Manuel Ocampo & Irene Iré
Manuel Ocampo and Irene Iré accomplish the often-difficult task of formulating a joint show that appears cohesive without sacrificing the styles of either artist. Their different styles of abstract and figurative, colorful and subdued seem to be engaged in a conversation where both sides come to the same conclusion, just from different angles. Each grapples with organic forms, but from opposite sides of the spectrum.
Iré’s works have implications of figurative play, along with strong color schemes and the impression that they may be prints instead of paintings. Ocampo’s works, on the other hand, appear rooted in traditional forms with thick, buttery brushstrokes over symbolic forms rendered in a fashion similar to his obvious influence, Francisco Goya. Ocampo and Iré’s paintings give the viewer a break from viewing the same style over and over, and it could almost be inferred that the works are stronger together than apart.

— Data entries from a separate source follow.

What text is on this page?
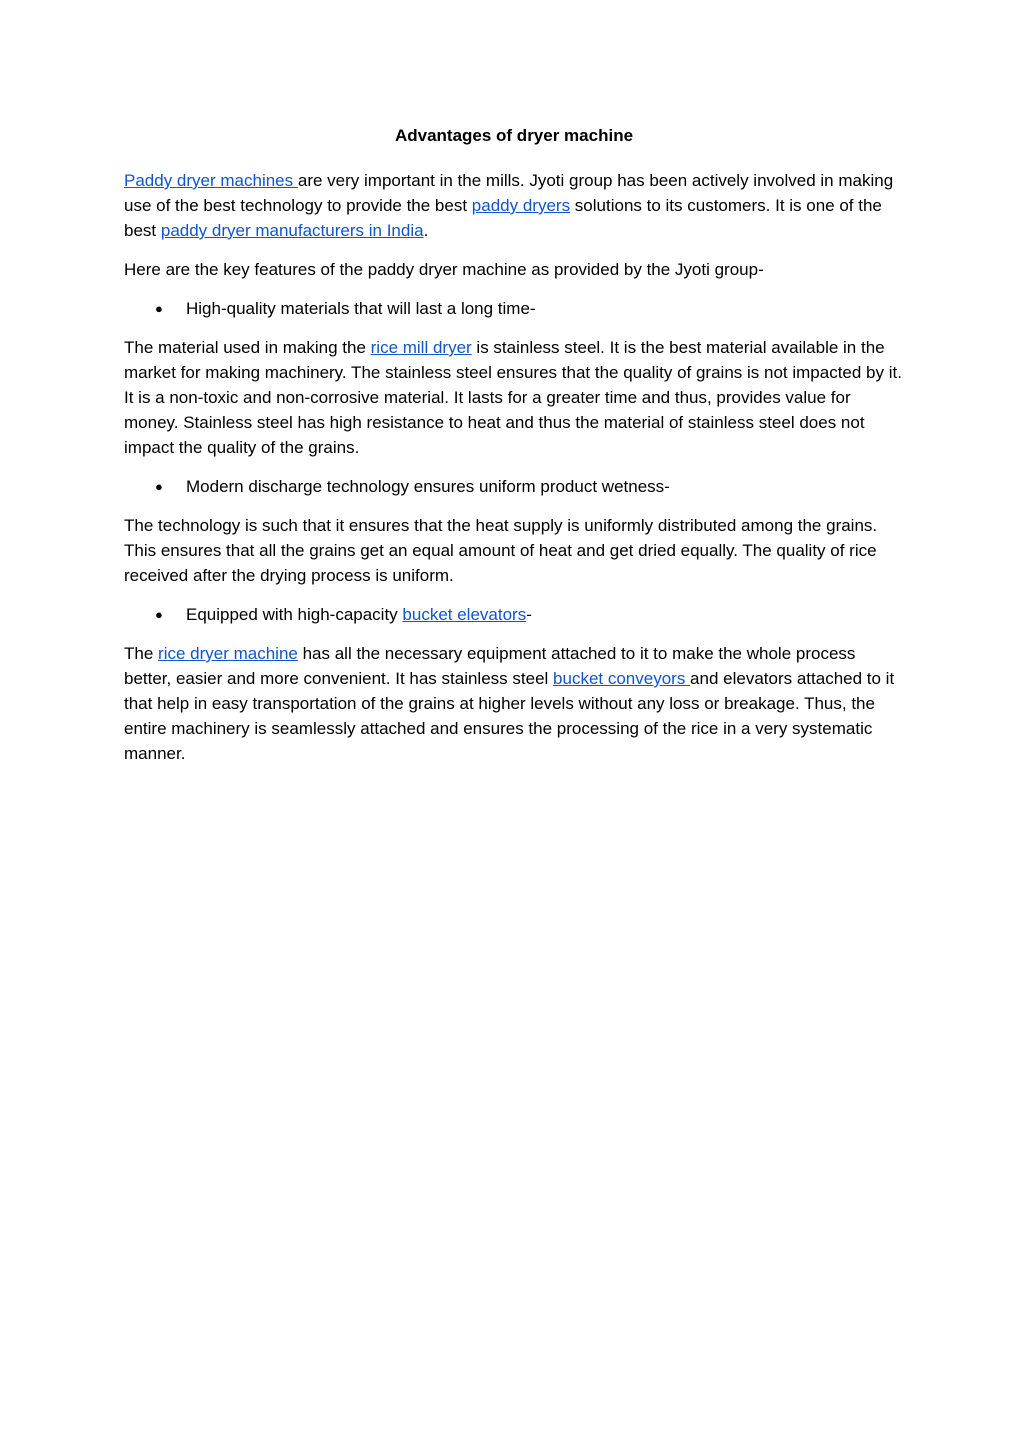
Advantages of dryer machine

Paddy dryer machines are very important in the mills. Jyoti group has been actively involved in making use of the best technology to provide the best paddy dryers solutions to its customers. It is one of the best paddy dryer manufacturers in India.

Here are the key features of the paddy dryer machine as provided by the Jyoti group-

● High-quality materials that will last a long time-

The material used in making the rice mill dryer is stainless steel. It is the best material available in the market for making machinery. The stainless steel ensures that the quality of grains is not impacted by it. It is a non-toxic and non-corrosive material. It lasts for a greater time and thus, provides value for money. Stainless steel has high resistance to heat and thus the material of stainless steel does not impact the quality of the grains.

● Modern discharge technology ensures uniform product wetness-

The technology is such that it ensures that the heat supply is uniformly distributed among the grains. This ensures that all the grains get an equal amount of heat and get dried equally. The quality of rice received after the drying process is uniform.

● Equipped with high-capacity bucket elevators-

The rice dryer machine has all the necessary equipment attached to it to make the whole process better, easier and more convenient. It has stainless steel bucket conveyors and elevators attached to it that help in easy transportation of the grains at higher levels without any loss or breakage. Thus, the entire machinery is seamlessly attached and ensures the processing of the rice in a very systematic manner.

The influence of Spanish painter and printmaker, Francisco Goya is obvious given not only the title of the collection, but also the works themselves. This influence is palpable in different ways for both artists, as Ocampo has an almost copycat style to Goya’s paintings—particularly the Black Paintings (1819-1823)—while Iré’s work is reminiscent of Goya’s etchings.
One aspect that is impossible to ignore is the artists’ blatant sense of humor as demonstrated through their titles, along with the content that is at times sexual, demonic, and to conservatives who most likely will never view these works, disturbing. Peering closely at Iré’s My Knee As A Medium, or Entretiens Sur les Sciences Secrètes (2017), one can find Baphomet. Meanwhile, in Abstenciones, Abscenciones e (In)Continencias (Iré, 2017), which beautifully mimics Ocampo’s Trials (2017), a phantom appears to be enchanting some skeletal figures.
It is in this bizarre word play (my personal favorite being ¼ mitad de Chicharrones para la Oligarquia Hambrienta (2017) along with the dark, yet familiar visual landscape that Iré and Ocampo bring a delightful breath of fresh air.
Manuel Ocampo & Irene Iré, “Monument To The Pathetic Sublime: Resuscitating Goya or an All-out Attempt at Transcendence,” April 8 – May 21, 2017 at Coagula Curatorial, 974 Chung King Road, Los Angeles, coagulacuratorial.com.